His manager's arm around his neck and the match ball in his hand after his second hat-trick in four matches, Leigh Griffiths left the Tannadice pitch knowing he had edged Celtic ever closer to a successful defence of their Premiership title yesterday.

As against Kilmarnock 11 days earlier the striker's intervention both tellingly contributed to and reflected a transformed performance by his team in the second half of a match they had struggled before the interval to impose themselves upon.

"If you'd asked me at the turn of the year if I was going to be our top goal-scorer with five games to go I would have laughed at you, but it shows how hard I've worked and I've changed the manager's mind about me as a player. I'm reaping the reward now and so's he," said Griffiths.

Both looked delighted and Ronny Deila who, after that previous hat-trick, praised the player's response to having been told what is expected of him, went further this time in indicating that he may even be the man to lead the line when Celtic return to European action early next season.

"I'm not afraid of that," he said.

"He's shown that he can score goals and if he can just continue working hard he'll score goals in Europe as well."

Given the relative ease with which Celtic had been brushing United aside by the time they got towards the end of their epic sequence of four successive encounters which filled their March schedules, however, yesterday's first half had been a rather different matter.
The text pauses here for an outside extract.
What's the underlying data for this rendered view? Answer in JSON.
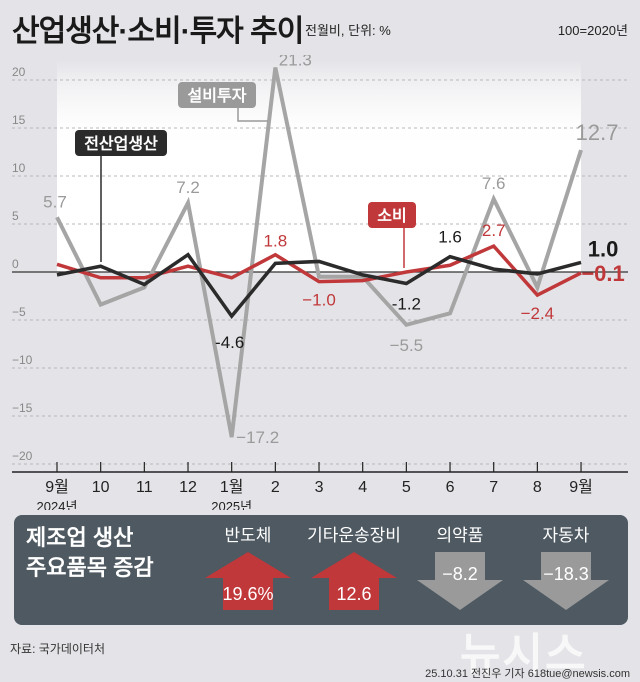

Such was the balance of play it was tempting at half-time to ponder what might have been had Jackie McNamara, United's manager, decided when Stuart Armstrong and Gary Mackay-Steven were sold to Celtic in January, to trust the next generation a bit sooner.

Introducing Robbie Muirhead and Blair Spittal up meant there were four teenagers in United's starting line-up, representing something of a different approach to the safer looking options he took last month when understandably seeking to consolidate after his team's form deserted them in the wake of those sales.

The vitality of yesterday's first half performance, Spittal, Muirhead and their fellow teenagers Charlie Telfer and John Souttar all performing well, consequently invited consideration of whether it might have been better to see those departures as a chance to inject fresh blood rather than relying on players whose greater worldliness might make them more aware of the implications of losing such talent so soon after Ryan Gauld and Andrew Robertson had also left them.

That said United's youngsters got a lesson in the importance of remaining focused in the way Celtic, invigorated by half-time discourse, came at them immediately after the break.

Given too much time on the ball in and around the penalty area Scott Brown and Stefan Johansen seized the chance to craft the room for the latter to slide the ball into the path of Griffiths, 12 yards out on the right and the ferocity of his right-footed shot gave Rado Cierzniak no chance.

"First half I thought we were very good, but to concede so quickly after the re-start was disappointing," Jackie McNamara, United's manager, observed.

"It settled Celtic down. You could see them growing in confidence and we went the opposite way. We got deeper and were a bit more nervous on the ball. We stopped doing the things we were good at in the first half with our shape and discipline."

"We had four teenagers starting today and in the first half they went toe to toe with them. We have to learn about concentration. There were some good things but we have to be a wee bit stronger."

From that point it was a different game.

Craig Gordon, Celtic's goal-keeper, having pulled off the best save of the first half in reacting gymnastically to a snap-shot by Muirhead from 25 yards out, Cierzniak demonstrated his ability with fine saves from a Kris Commons diving header, earning instant plaudits from his opponent and a powerful Johansen shot.

The second duly came though when, straining to beat Virgil Van Dijk to a corner sent in from the right, Callum Morris almost registered an own goal, his luck running out as the ball rebounded to Griffiths who poked it towards the line, which it crossed first time, albeit after Cierzniak pushed it out, he knocked it in a second time for good measure.

Then came the penalty decision that could not have been more ironic had Ian Hislop and Ben Elton collaborated on the script as Celtic were wrongly awarded a penalty.

John Rankin candidly admitted to having deliberated cut former team-mate Mackay-Steven down with a nasty looking challenge, his studs clattering heavily into the back of the replacement's leg, but television pictures fully supported his contention that he had ensured the collision happened a couple of feet outside the box.

All the more was that Willie Collum, the match referee, reacted almost like a Rolland Garros umpire leaping out of his seat to check a line call, in going down on his haunches to examine what he thought was the point of contact, before apparently explaining to Rankin he had "been told" it was inside the box, leaving the midfielder to conclude that an assistant referee made the call.

Either way Griffiths seized the chance to persuade Commons, Celtic's regular penalty taker, to let him take the kick and duly sent Cierzniak the wrong way in firing it left-footed to the goal-keeper's left to round off his hat-trick and the win.